The front of a few dozen glossy convertibles in the showroom is a dark gray Porsche 911. Asking price 89,950 euros. This model is going very fast, says Jack Driessen. “A Porsche is a childhood dream for every man, well, for a lot of people.”
Driessen is the owner of Cabrioland, with two showrooms and garages in Binckhorst in The Hague. It is an “extreme madhouse,” he says. Just as bad as the years before the financial crisis. “Then the trees also grew almost to the sky. Same as now.”
Something is striking about the revival of the economy: the market for convertibles is thriving. Definitely the one from occasions, second-hand cars. In the first half of this year, for example, Dutch companies had already sold twelve hundred convertibles more than in the same period a year earlier, according to figures from industry association Bovag.
Back to the Porsche. A beautiful car, Driessen thinks. The streamline. The classic look. The quality of the materials. That typical deep roar of the engine. “When you close a door…” POF. “Yeah, that’s just a Porsche. You hear that right away.”
Driessen sells used cars from 20,000 euros. With outliers: “I just sold one of one and a half tons. But especially very expensive cars are hard to come by now.”
When corona raged through the Netherlands at its most violent in March last year, it also became quiet in the showrooms of Driessen. Sales fell by 80 percent. “People canceled appointments. They didn’t dare come anymore,” says Driessen. He panicked for a moment. What’s going to happen here.”
Test drives at home
Cabrioland started offering test drives at home. For example, an Alfa Romeo Spider was driven to Eindhoven. And a Range Rover to Amsterdam.
But it ended with a few home visits. “After about a month or so, everything started to get going again,” says Driessen.
Many customers turned out not to be vulnerable to the crisis. Many doctors, civil-law notaries and lawyers enter Cabrioland. It often goes through. A lawyer sends another lawyer, someone from the hospital sends a colleague.
He did hear it once that customers were afraid of the economic consequences of Covid-19. “For example, I have a customer with tanning salons who has bought about twenty cars from us,” says Driessen. “He normally changes about every two years. Not this year. Take it easy.”
Now, in early summer, it is busier than ever. “People couldn’t spend their money on luxury travel, on restaurants. They have it lying around and want to enjoy it.”
What matters is that some customers still avoid the plane. A country can just change from code yellow to orange again. They are more flexible by car. Driessen now also sells many four-seat convertibles, „because people want to travel. They take the car to the south of France, or Italy. Have a nice tour”.
“I come for the Mercedes,” says Rob Schaart, a customer, when he enters the store. Driessen: “I’m coming. Would you like a cup of coffee?”
Schaart, a real estate agent in The Hague, has suffered little from the corona crisis. “Selling houses is not the problem now.” At the moment he has a house for sale for 1.3 million euros.
The broker now drives a Porsche convertible from 2001. „I just want to innovate a bit.
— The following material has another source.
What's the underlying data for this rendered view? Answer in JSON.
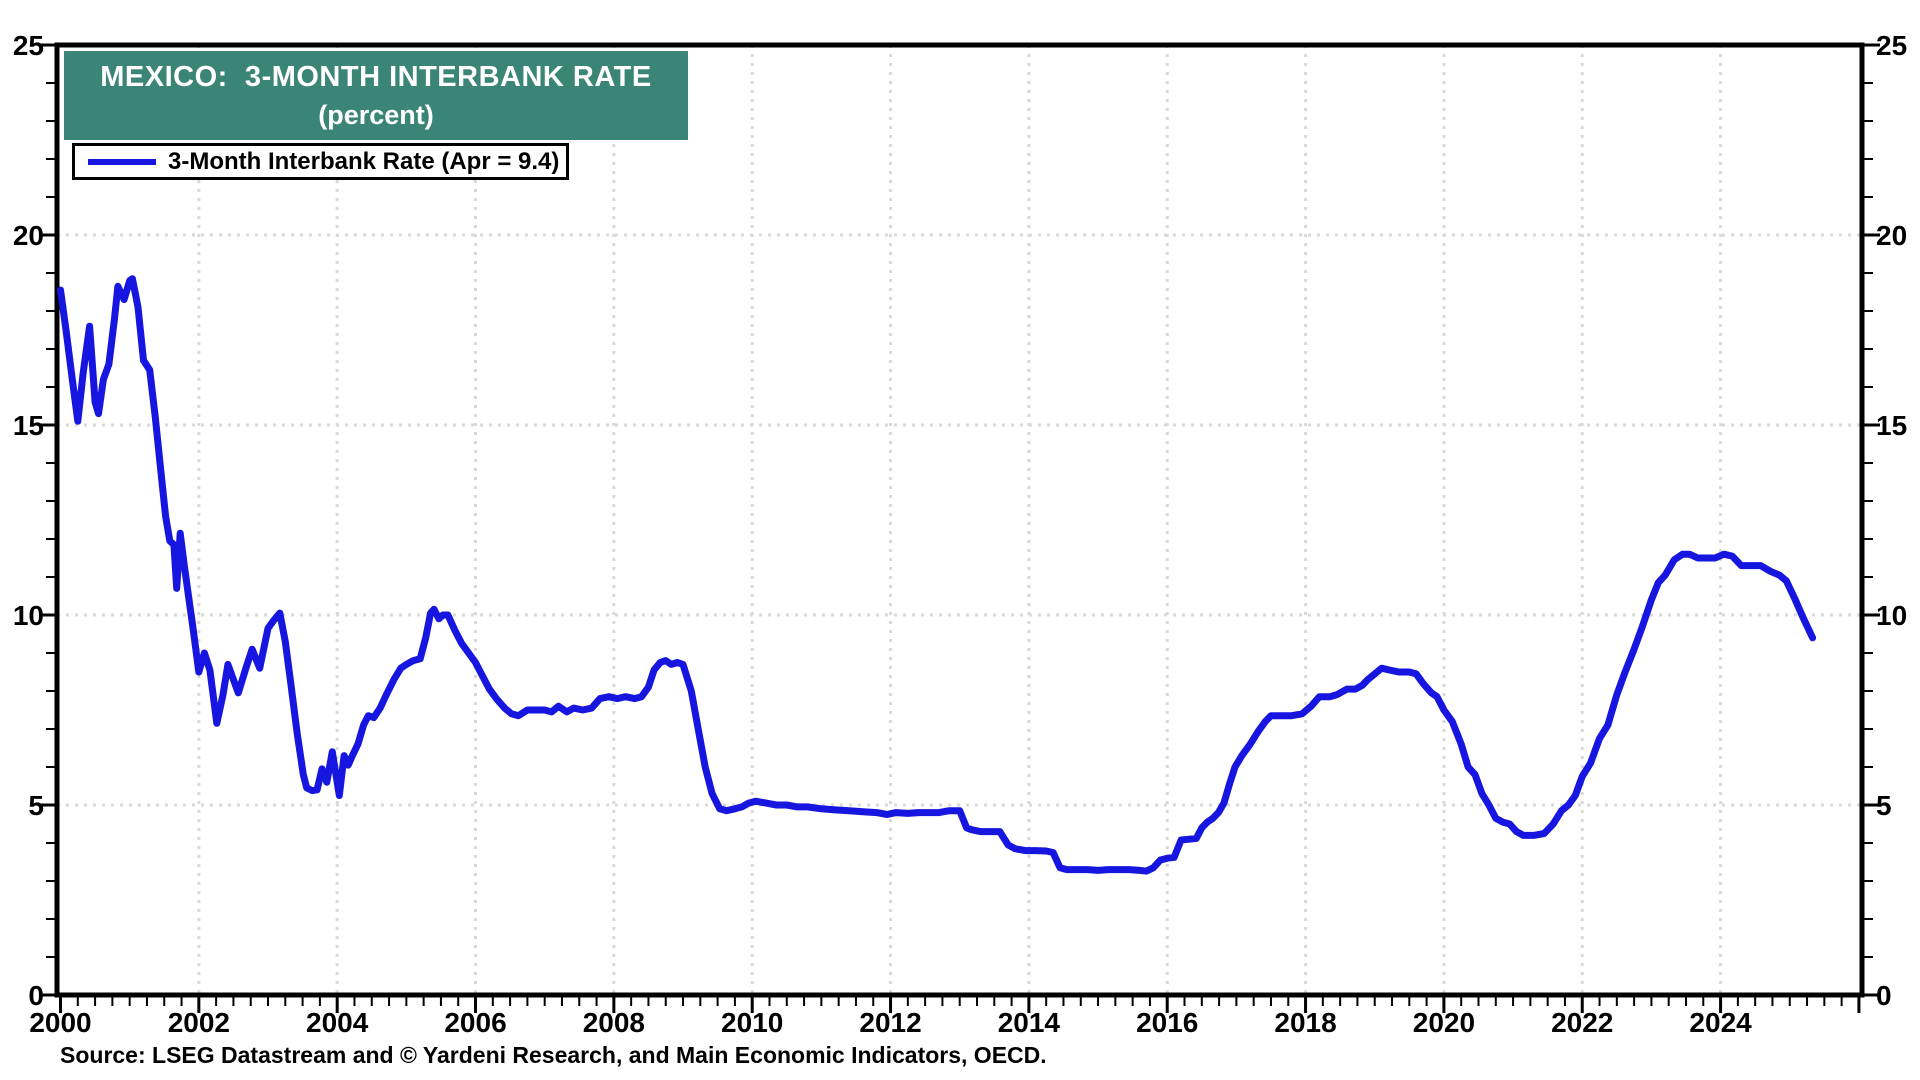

And my convertible has a fabric hood, which is burglar-proof. You can safely leave these on the street, you see.”
Driessen extensively praises the Mercedes. He points to the thick bumpers and the big rims. “Yes, yes, so a bit of ostentation”, says Schaart. “Yes, exactly, yes.”
Scissors let it sink in for a while. On the way back, the men pass the almost one-ton Porsche. “I’d rather take this with me,” laughs Schaart. Driessen: “That’s possible!”
Later in the afternoon, Driessen sits at the computer, where he can usually be found when there are no customers in the business. He is looking for used cars to import. “We have an employee who drives a truck through Germany and inspects it.” And negotiate? “In principle yes, but in general you don’t get much done with Germans.”
Driessen shows on the Cabrioland website how fast it can go. He just sold an Audi A5, while there weren’t even any pictures of it online. “My colleague was at the car in Germany and texted a few photos to an interested customer. As soon as the car got here, they were at the door. They walked around the car and it was sold.”
Driessen points to a Porsche 911 of one and a half tons on the screen. “Three customers had shown interest in this. The first one I called happened to be nearby. The car was sold within half an hour.”
He would ‘love to buy more cars like this’, says Driessen. “But it’s almost impossible to get to now. Sometimes I search for two or three days without finding anything.”